Voici ce que j'ai retenu :
- 1 m3 de fuel produit 10 000 kWh, comme 3 m3 de granulés ou 10 m3 de bois déchiqueté ;
- en l'état du marché, 1 kWh de fuel coûterait 12 cents, 1 kWh de granulés 6 cents et 1 kWh de bois déchiqueté 3 cents s'il est acheté à un professionnel et moitié moins si je le produis à partir de mes plantations ;
- pour chauffer notre manoir favori, j'aurais besoin de 17 m3 de fuel par an, ce qui me coûterait, en combustible, 20 000 € ; les coûts correspondants seraient de 10 000 € avec les granulés et de 5 000 € avec du bois déchiqueté ;
- que j'utilise des granulés ou du bois déchiqueté, j'aurais besoin ici d'une chaudière de 90 kW (et, bien sûr, d'une cheminée) ;
- une telle chaudière fonctionnant aux granulés me coûterait, en investissement, 28 k€ H.T. ; il faudrait alors me doter d'un silo de 7,5 tonnes, soit environ 10 m3 (soit un cube de 2,5 mètres de côté ai-je noté mais le calcul est faux), en prévoyant 5 chargements par an ;
- avec du bois déchiqueté, la chaudière coûterait 31 k€ H.T., de sorte que le supplément de prix serait amorti en un an ; le silo d'une trentaine de m3 devrait être chargé 6 fois par an ; la partie de la charretterie où l'on gare habituellement le "Valtra" suffirait à abriter une telle chaudière et un tel silo ; mais il faudrait en faciliter l'accès en disposant à son entrée une plate-forme en béton de manière à pouvoir y déposer puis y pousser ou y soulever vers le silo le bois déchiqueté en question ;
- le devis total de l'installation au bois déchiqueté serait de l'ordre de 100 k€, soit très sensiblement moins qu'en géothermie (du fait des forages). En outre, la géothermie nécessiterait ici 54 A d'électricité, donc le passage au "tarif jaune" d'EdF, ce qui coûterait beaucoup plus cher que les 10 A requis par une chaudière à bois ;
- installer la chaufferie dans la charretterie ne poserait pas, en l'état de la technique, de problème de déperdition de la chaleur vers le manoir puisqu'on compte une perte de 1° C par 100 m de canalisation "ad-hoc".

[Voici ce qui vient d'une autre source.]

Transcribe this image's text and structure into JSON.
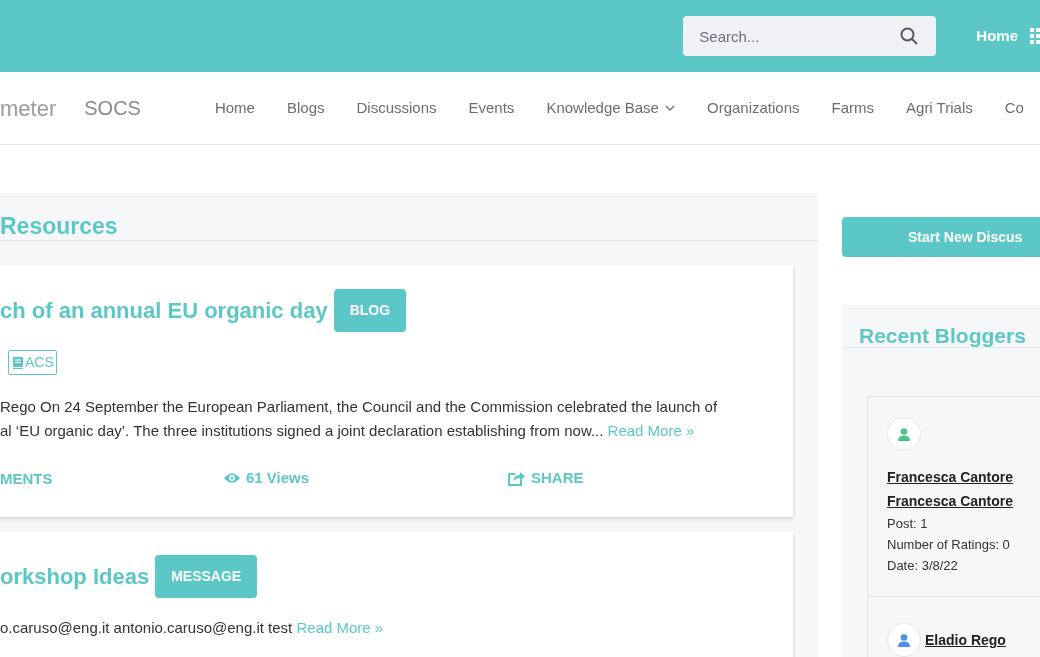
{
  "topbar": {
    "search": {
      "placeholder": "Search..."
    },
    "links": [
      "Home"
    ]
  },
  "navbar": {
    "brand": "meter",
    "site": "SOCS",
    "items": [
      {
        "label": "Home",
        "dropdown": false
      },
      {
        "label": "Blogs",
        "dropdown": false
      },
      {
        "label": "Discussions",
        "dropdown": false
      },
      {
        "label": "Events",
        "dropdown": false
      },
      {
        "label": "Knowledge Base",
        "dropdown": true
      },
      {
        "label": "Organizations",
        "dropdown": false
      },
      {
        "label": "Farms",
        "dropdown": false
      },
      {
        "label": "Agri Trials",
        "dropdown": false
      },
      {
        "label": "Co",
        "dropdown": false
      }
    ]
  },
  "resources": {
    "title": "Resources",
    "posts": [
      {
        "title": "ch of an annual EU organic day",
        "type": "BLOG",
        "tags": [
          "ACS"
        ],
        "lines": [
          "Rego On 24 September the European Parliament, the Council and the Commission celebrated the launch of",
          "al ‘EU organic day’. The three institutions signed a joint declaration establishing from now..."
        ],
        "read_more": "Read More »",
        "actions": [
          {
            "kind": "comments",
            "label": "MENTS"
          },
          {
            "kind": "views",
            "label": "61 Views"
          },
          {
            "kind": "share",
            "label": "SHARE"
          }
        ]
      },
      {
        "title": "orkshop Ideas",
        "type": "MESSAGE",
        "lines": [
          "o.caruso@eng.it antonio.caruso@eng.it test"
        ],
        "read_more": "Read More »"
      }
    ]
  },
  "sidebar": {
    "button": "Start New Discus",
    "bloggers": {
      "title": "Recent Bloggers",
      "items": [
        {
          "kind": "stacked",
          "color": "#4cc38a",
          "names": [
            "Francesca Cantore",
            "Francesca Cantore"
          ],
          "stats": [
            "Post: 1",
            "Number of Ratings: 0",
            "Date: 3/8/22"
          ]
        },
        {
          "kind": "inline",
          "color": "#4a90f0",
          "names": [
            "Eladio Rego"
          ]
        }
      ]
    }
  }
}
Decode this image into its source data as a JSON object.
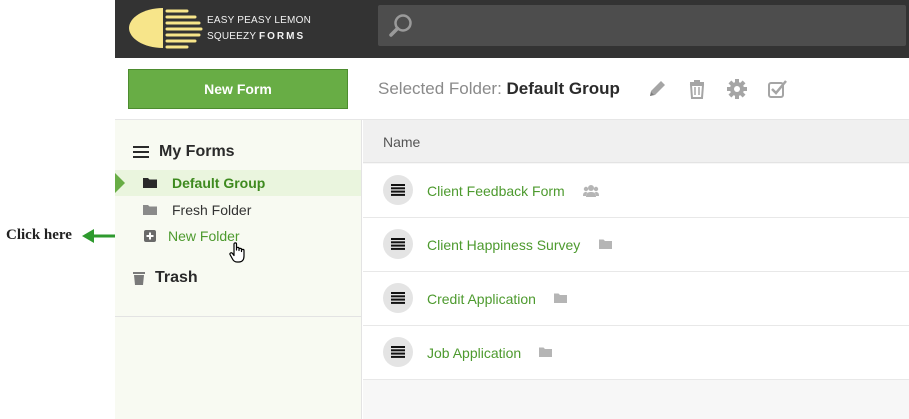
{
  "annotation": {
    "label": "Click here",
    "arrow_color": "#2e9a2e"
  },
  "header": {
    "logo_line1": "EASY PEASY LEMON",
    "logo_line2": "SQUEEZY",
    "logo_line2_bold": "FORMS",
    "search_icon": "search-icon",
    "logo_color": "#f7e58a"
  },
  "toolbar": {
    "new_form_label": "New Form",
    "selected_prefix": "Selected Folder: ",
    "selected_folder": "Default Group",
    "icons": [
      "pencil-icon",
      "trash-icon",
      "gear-icon",
      "checkbox-icon"
    ]
  },
  "sidebar": {
    "my_forms_label": "My Forms",
    "items": [
      {
        "label": "Default Group",
        "icon": "folder-icon",
        "active": true
      },
      {
        "label": "Fresh Folder",
        "icon": "folder-icon",
        "active": false
      },
      {
        "label": "New Folder",
        "icon": "plus-square-icon",
        "active": false
      }
    ],
    "trash_label": "Trash"
  },
  "table": {
    "column_name": "Name",
    "rows": [
      {
        "name": "Client Feedback Form",
        "tag_icon": "users-icon"
      },
      {
        "name": "Client Happiness Survey",
        "tag_icon": "folder-icon"
      },
      {
        "name": "Credit Application",
        "tag_icon": "folder-icon"
      },
      {
        "name": "Job Application",
        "tag_icon": "folder-icon"
      }
    ]
  },
  "colors": {
    "accent": "#68ad45",
    "link": "#4d9a2e",
    "topbar": "#333333"
  }
}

Constatant mes réticences devant tant de manipulations à assurer et de capacités de stockage à fournir, Régis FOUILLEUL et Michel ENOND m'ont emmené à Chaunu voir l'installation au bois déchiqueté d'un de leurs clients, dont les volumes à chauffer m'ont paru nettement moins importants que ceux à quoi je réfléchis (rêve ?) pour notre manoir favori. Voici ce que j'ai observé :

- en matière de stockage :

6 juin 2018.

6 juin 2018.

- en matière de chaufferie :

6 juin 2018.

6 juin 2018.

6 juin 2018.

6 juin 2018.

- au niveau de la cheminée :

6 juin 2018.

Vous avouerai-je qu'à vue de nez, tout cela ne m'emballe guère ?

J'ai néanmoins demandé à Régis FOUILLEUL de me préparer un devis que je puisse comparer, en investissement comme en fonctionnement, à ses devis de géothermie.
Notre site favori comporte, à ce jour, 7 185 messages relatifs au "Journal du chantier", répartis sur 360 pages. J'ai cliqué sur la première et relu les messages correspondants.

Je trouve que le texte n'a pas pris une ride, c'est satisfaisant.
Xavier HUET a livré ce matin le stock de bois, contemporain de la Chaslerie, qu'il a pu récupérer en démontant la Julinière :

28 août 2018.

28 août 2018.

28 août 2018.

J'ai chargé Christian de trier et de mettre à l'abri ces pièces de bois qui pourront nous servir lors de prochains travaux, par exemple pour achever la restauration du plancher des combles de la charretterie.

Xavier a également livré quelques granits supplémentaires, dont une auge dont il reste à déterminer où nous l'installerons. Carole pense au centre d'un futur potager.